Никаких длинных объяснений. Никаких красивых предъявлений. Никакого списка обид, аккуратно разложенного по годам, как квитанции за коммуналку. Просто одна фраза. Детская, липкая, унизительная. В ней не было взрослого мужчины сорока двух лет. В ней сидел пацан в коридоре, который слышит шаги на лестнице и каждый раз надеется, что это он.
Я смотрел на экран и чувствовал, как внутри просыпается не боль даже, а раздражение. С отцами у нас в стране вообще странная система. Мать можно обвинить, понять, пожалеть, поссориться, помириться, снова поссориться, получить пакет котлет и маленький инфаркт в подарок. С отцом сложнее. Он часто не оставляет после себя ничего конкретного, кроме фамилии, пары привычек, плохой осанки и умения молчать так, будто это вклад в воспитание.
Мой отец не был чудовищем. Это тоже, к сожалению, важно. Чудовище удобно. Его можно поставить в угол памяти с табличкой «виноват» и ходить мимо с гордым лицом выжившего. Но отец был обычным. Слишком обычным, чтобы красиво его ненавидеть. Инженер, руки в вечных царапинах, куртка с запахом гаража, сигареты без фильтра в молодости, потом дешёвые с фильтром, потом «я почти бросил», то есть курил только когда нервничал, а нервничал, судя по всему, в соответствии с федеральным расписанием.

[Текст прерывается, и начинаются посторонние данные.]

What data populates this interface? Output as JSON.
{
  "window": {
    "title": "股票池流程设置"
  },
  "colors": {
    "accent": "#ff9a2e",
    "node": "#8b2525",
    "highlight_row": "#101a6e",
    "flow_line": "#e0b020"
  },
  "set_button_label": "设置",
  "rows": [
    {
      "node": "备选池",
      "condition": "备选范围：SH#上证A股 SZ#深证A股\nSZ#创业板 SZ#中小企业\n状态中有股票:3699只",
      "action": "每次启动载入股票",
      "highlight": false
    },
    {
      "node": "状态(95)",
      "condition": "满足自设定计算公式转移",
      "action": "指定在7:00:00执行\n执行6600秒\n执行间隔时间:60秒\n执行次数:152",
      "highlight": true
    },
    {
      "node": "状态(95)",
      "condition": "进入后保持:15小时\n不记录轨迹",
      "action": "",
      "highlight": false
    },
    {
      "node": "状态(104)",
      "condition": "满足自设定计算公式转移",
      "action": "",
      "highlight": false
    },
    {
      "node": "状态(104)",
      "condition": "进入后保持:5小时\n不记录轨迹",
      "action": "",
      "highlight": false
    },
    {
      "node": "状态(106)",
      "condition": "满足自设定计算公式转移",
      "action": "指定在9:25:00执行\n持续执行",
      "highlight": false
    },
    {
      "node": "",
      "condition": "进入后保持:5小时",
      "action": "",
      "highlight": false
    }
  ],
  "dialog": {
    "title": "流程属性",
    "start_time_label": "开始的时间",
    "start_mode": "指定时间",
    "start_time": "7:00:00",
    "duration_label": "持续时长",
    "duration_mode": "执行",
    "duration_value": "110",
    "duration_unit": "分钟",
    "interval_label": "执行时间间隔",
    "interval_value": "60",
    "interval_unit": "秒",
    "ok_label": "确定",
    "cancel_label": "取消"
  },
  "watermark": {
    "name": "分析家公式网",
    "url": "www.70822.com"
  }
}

Он жил отдельно с моих двенадцати. Не ушёл хлопнув дверью. Не было большой сцены, где мать швыряла тарелки, а я стоял в проёме, сжимая плюшевого медведя и будущую травму. Всё случилось гораздо хуже – тихо. Сначала он задерживался на работе. Потом ночевал у бабушки, потому что «так ближе к объекту». Потом в прихожей стало меньше его обуви. Потом исчезла бритва. Потом мать сказала: «Папа теперь будет жить отдельно, но он тебя любит». Эта фраза – «но он тебя любит» – потом много лет работала как фальшивая справка от врача. Вроде документ есть, а болезнь никуда не делась.

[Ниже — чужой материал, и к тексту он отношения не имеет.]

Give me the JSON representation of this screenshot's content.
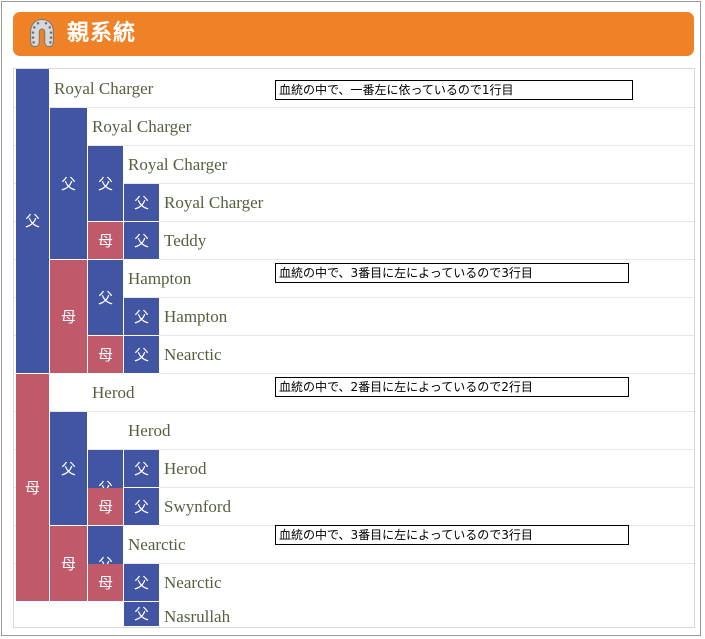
{
  "header": {
    "title": "親系統",
    "icon": "horseshoe-icon",
    "background_color": "#ef8227",
    "text_color": "#ffffff"
  },
  "legend": {
    "sire_symbol": "父",
    "dam_symbol": "母",
    "sire_color": "#4155a2",
    "dam_color": "#c0596a",
    "name_color": "#54603f"
  },
  "pedigree": {
    "rows": [
      {
        "generation": 1,
        "symbol": "父",
        "type": "sire",
        "name": "Royal Charger"
      },
      {
        "generation": 2,
        "symbol": "父",
        "type": "sire",
        "name": "Royal Charger"
      },
      {
        "generation": 3,
        "symbol": "父",
        "type": "sire",
        "name": "Royal Charger"
      },
      {
        "generation": 4,
        "symbol": "父",
        "type": "sire",
        "name": "Royal Charger"
      },
      {
        "generation": 4,
        "symbol": "父",
        "type": "sire",
        "name": "Teddy"
      },
      {
        "generation": 3,
        "symbol": "父",
        "type": "sire",
        "name": "Hampton"
      },
      {
        "generation": 4,
        "symbol": "父",
        "type": "sire",
        "name": "Hampton"
      },
      {
        "generation": 4,
        "symbol": "父",
        "type": "sire",
        "name": "Nearctic"
      },
      {
        "generation": 2,
        "symbol": "父",
        "type": "sire",
        "name": "Herod"
      },
      {
        "generation": 3,
        "symbol": "父",
        "type": "sire",
        "name": "Herod"
      },
      {
        "generation": 4,
        "symbol": "父",
        "type": "sire",
        "name": "Herod"
      },
      {
        "generation": 4,
        "symbol": "父",
        "type": "sire",
        "name": "Swynford"
      },
      {
        "generation": 3,
        "symbol": "父",
        "type": "sire",
        "name": "Nearctic"
      },
      {
        "generation": 4,
        "symbol": "父",
        "type": "sire",
        "name": "Nearctic"
      },
      {
        "generation": 4,
        "symbol": "父",
        "type": "sire",
        "name": "Nasrullah"
      }
    ],
    "names": {
      "r1": "Royal Charger",
      "r2": "Royal Charger",
      "r3": "Royal Charger",
      "r4": "Royal Charger",
      "r5": "Teddy",
      "r6": "Hampton",
      "r7": "Hampton",
      "r8": "Nearctic",
      "r9": "Herod",
      "r10": "Herod",
      "r11": "Herod",
      "r12": "Swynford",
      "r13": "Nearctic",
      "r14": "Nearctic",
      "r15": "Nasrullah"
    },
    "symbols": {
      "g1a": "父",
      "g1b": "母",
      "g2a": "父",
      "g2b": "母",
      "g2c": "父",
      "g2d": "母",
      "g3a": "父",
      "g3b": "母",
      "g3c": "父",
      "g3d": "母",
      "g3e": "父",
      "g3f": "母",
      "g3g": "父",
      "g3h": "母",
      "g4a": "父",
      "g4b": "父",
      "g4c": "父",
      "g4d": "父",
      "g4e": "父",
      "g4f": "父",
      "g4g": "父",
      "g4h": "父"
    }
  },
  "notes": {
    "note1": "血統の中で、一番左に依っているので1行目",
    "note2": "血統の中で、3番目に左によっているので3行目",
    "note3": "血統の中で、2番目に左によっているので2行目",
    "note4": "血統の中で、3番目に左によっているので3行目"
  }
}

Отец иногда приходил. Воскресенья, праздники, мой день рождения, если не выпадал объект, командировка, ремонт машины, плохое самочувствие, срочный выезд, да и вообще «ты же понимаешь». Я понимал. Дети вообще очень рано начинают понимать взрослых, потому что выбора у них нет. Они принимают взрослую слабость за устройство мира.

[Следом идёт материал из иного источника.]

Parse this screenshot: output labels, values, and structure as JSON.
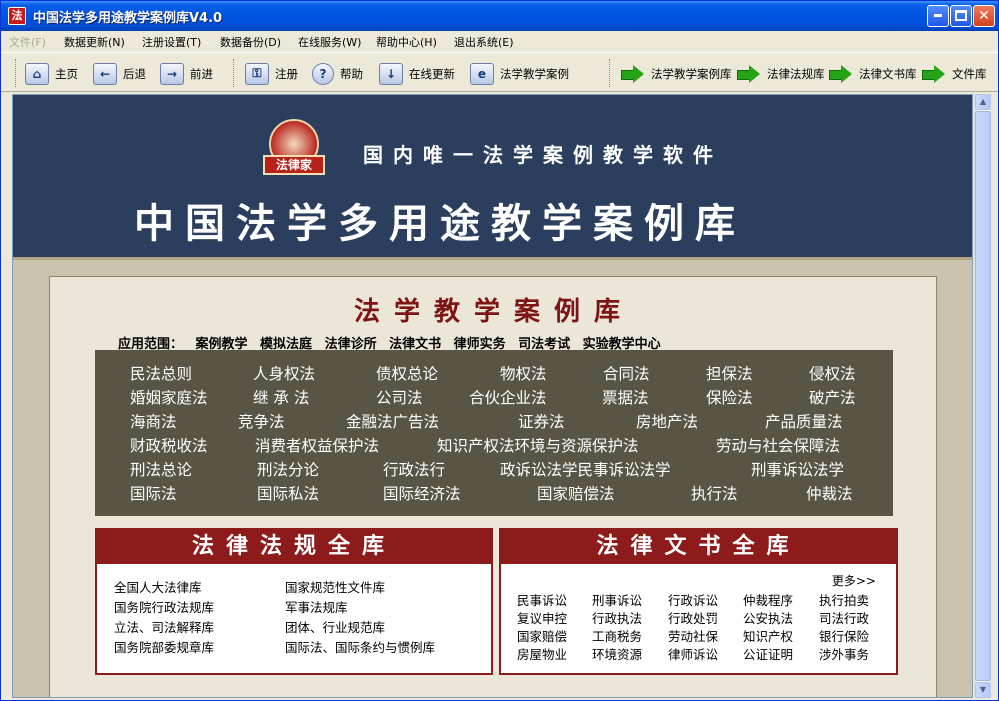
{
  "window": {
    "title": "中国法学多用途教学案例库V4.0",
    "icon": "法"
  },
  "menu": [
    "文件(F)",
    "数据更新(N)",
    "注册设置(T)",
    "数据备份(D)",
    "在线服务(W)",
    "帮助中心(H)",
    "退出系统(E)"
  ],
  "toolbar": {
    "home": "主页",
    "back": "后退",
    "forward": "前进",
    "register": "注册",
    "help": "帮助",
    "update": "在线更新",
    "case": "法学教学案例",
    "link1": "法学教学案例库",
    "link2": "法律法规库",
    "link3": "法律文书库",
    "link4": "文件库"
  },
  "banner": {
    "logo": "法律家",
    "subtitle": "国内唯一法学案例教学软件",
    "title": "中国法学多用途教学案例库"
  },
  "cases": {
    "title": "法学教学案例库",
    "scope": "应用范围： 案例教学 模拟法庭 法律诊所 法律文书 律师实务 司法考试 实验教学中心",
    "rows": [
      [
        "民法总则",
        "人身权法",
        "债权总论",
        "物权法",
        "合同法",
        "担保法",
        "侵权法"
      ],
      [
        "婚姻家庭法",
        "继 承 法",
        "公司法",
        "合伙企业法",
        "票据法",
        "保险法",
        "破产法"
      ],
      [
        "海商法",
        "竞争法",
        "金融法广告法",
        "证券法",
        "房地产法",
        "产品质量法"
      ],
      [
        "财政税收法",
        "消费者权益保护法",
        "知识产权法环境与资源保护法",
        "劳动与社会保障法"
      ],
      [
        "刑法总论",
        "刑法分论",
        "行政法行",
        "政诉讼法学民事诉讼法学",
        "刑事诉讼法学"
      ],
      [
        "国际法",
        "国际私法",
        "国际经济法",
        "国家赔偿法",
        "执行法",
        "仲裁法"
      ]
    ]
  },
  "regs": {
    "title": "法律法规全库",
    "items": [
      "全国人大法律库",
      "国家规范性文件库",
      "国务院行政法规库",
      "军事法规库",
      "立法、司法解释库",
      "团体、行业规范库",
      "国务院部委规章库",
      "国际法、国际条约与惯例库"
    ]
  },
  "docs": {
    "title": "法律文书全库",
    "more": "更多>>",
    "items": [
      [
        "民事诉讼",
        "刑事诉讼",
        "行政诉讼",
        "仲裁程序",
        "执行拍卖"
      ],
      [
        "复议申控",
        "行政执法",
        "行政处罚",
        "公安执法",
        "司法行政"
      ],
      [
        "国家赔偿",
        "工商税务",
        "劳动社保",
        "知识产权",
        "银行保险"
      ],
      [
        "房屋物业",
        "环境资源",
        "律师诉讼",
        "公证证明",
        "涉外事务"
      ]
    ]
  }
}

Он приносил шоколадку, машинку или набор фломастеров, садился на кухне, пил чай, спрашивал:
– Ну как школа?
– Нормально.
– Мать слушаешься?
– Да.
– Молодец.
И всё. Больше нам разговаривать было не о чем. Два мужчины, один большой, другой маленький, сидели за столом и делали вид, что передача генетического материала уже достаточный повод для близости.
Я открыл черновик.
Дата: 3 февраля, 11 лет назад. 18:12.
Отец тогда обещал зайти ко мне после работы. Не «к нам», а именно ко мне. Это было важно. Мне был тридцать один, а я всё ещё различал такие вещи, как голодный пёс различает звук холодильника. Я тогда уже жил отдельно, работал, снимал маленькую студию у «Чёрной речки», где из окна было видно стену соседнего дома и кусок неба размером с уголовное дело. Лены ещё не было. Или она уже была где-то рядом, но не в моей жизни. Я был в том возрасте, когда человек считает себя взрослым, потому что сам оплачивает интернет, но всё ещё ждёт, что отец однажды зайдёт и скажет что-нибудь, от чего внутри перестанет сквозить.
Он позвонил утром.
– Будешь вечером дома?
– Буду.
– Зайду. Тут рядом буду.
– Во сколько?
– Да как освобожусь.
Вот это «как освобожусь» у отцов означает всё и ничего. Четыре часа. Семь. Никогда. Следующая жизнь. Не дави на меня, я же сказал, что зайду.
Я тогда купил чай. Даже печенье. Смешно, да. Взрослый мужик купил печенье к приходу отца, как будто собирался принимать комиссию по приёмке детства. Убрал со стола бумаги. Помыл кружки. Выкинул мусор. Сходил за хлебом, хотя хлеб не нужен был вообще. В шесть сел ждать. В семь начал злиться. В восемь написал: «Ты где?» Он не ответил. В девять позвонил – недоступен. В десять пришло сообщение: «Не получилось. Давай на неделе».
И я написал тот черновик:
Пап, я всё ещё жду, что ты зайдёшь.
Написал – и не отправил.
Потому что в тридцать один год стыдно ждать отца.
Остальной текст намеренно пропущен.